Again, market analysts generally believe a correction is due when the RSI is either above 80 (overbought) or below 30 (oversold). Learning to recognize reversal points can be a clever way to spot potential trading opportunities.
Take Advantage of StocksToTrade Features
Most effective trading strategies include reliable analytical tools to help traders identify trends and opportunities well in advance. We’ve probably said millions of times by now: Never rely on one analytical tool when trading!
The RSI can a great indicator and help you spot price trends, but it shouldn’t be the only driving force behind your trade decisions.
It’s easier than ever to fully research stocks and use a ton of tools to analyze your opportunities. Your best option? Use a professional stock screener to help you take your trading strategy to the next level. Let’s be real … today’s sharpest traders use screeners that include a variety of resources to help them make intelligent trading decisions.
StocksToTrade Pro is a premier platform designed by experienced traders for traders. This industry-leading stock screener can help you find the trading opportunities that fit your criteria and your needs.
The STT platform includes charts, quotes, real-time market news, watchlists, and many other awesome resources. Traders who use our platform can receive guidance from lead trainer Tim Bohen and access our community forum to chat with trading peers.

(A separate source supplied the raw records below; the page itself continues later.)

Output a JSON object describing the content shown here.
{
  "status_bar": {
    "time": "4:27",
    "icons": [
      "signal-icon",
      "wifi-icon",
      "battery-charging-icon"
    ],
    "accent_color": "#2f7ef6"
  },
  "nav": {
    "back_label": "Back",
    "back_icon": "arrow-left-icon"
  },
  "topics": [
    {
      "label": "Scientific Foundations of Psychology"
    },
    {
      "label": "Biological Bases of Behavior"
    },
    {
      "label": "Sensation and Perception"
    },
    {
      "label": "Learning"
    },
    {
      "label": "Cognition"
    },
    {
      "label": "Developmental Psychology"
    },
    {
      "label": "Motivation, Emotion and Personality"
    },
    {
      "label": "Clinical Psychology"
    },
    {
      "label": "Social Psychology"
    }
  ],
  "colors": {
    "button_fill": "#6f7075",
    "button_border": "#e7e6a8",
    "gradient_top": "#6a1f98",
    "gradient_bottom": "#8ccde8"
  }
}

Our community — and even some highly accomplished traders — can attest to our platform’s power and reliability. Sign up for a 7-day, $7 StocksToTrade trial today and try these amazing features for yourself!
The Bottom Line
A life of trading is a life of learning. That means you’ve gotta learn it all, including analysis strategies. These tools are crucial to developing and growing your trading strategy.
Performing effective analysis includes knowing how to read and use reliable indicators to predict trends and events before they happen. The relative strength index remains one of the most commonly used price indicators for decades. It can be one of the most effective early indicators of price reversals.
Learning to identify these potential price changes can be a means of finding trade opportunities in both bullish and bearish markets.
But remember … RSI, like most indicators, is susceptible to volatility. It should be part of your strategy, but not your entire strategy.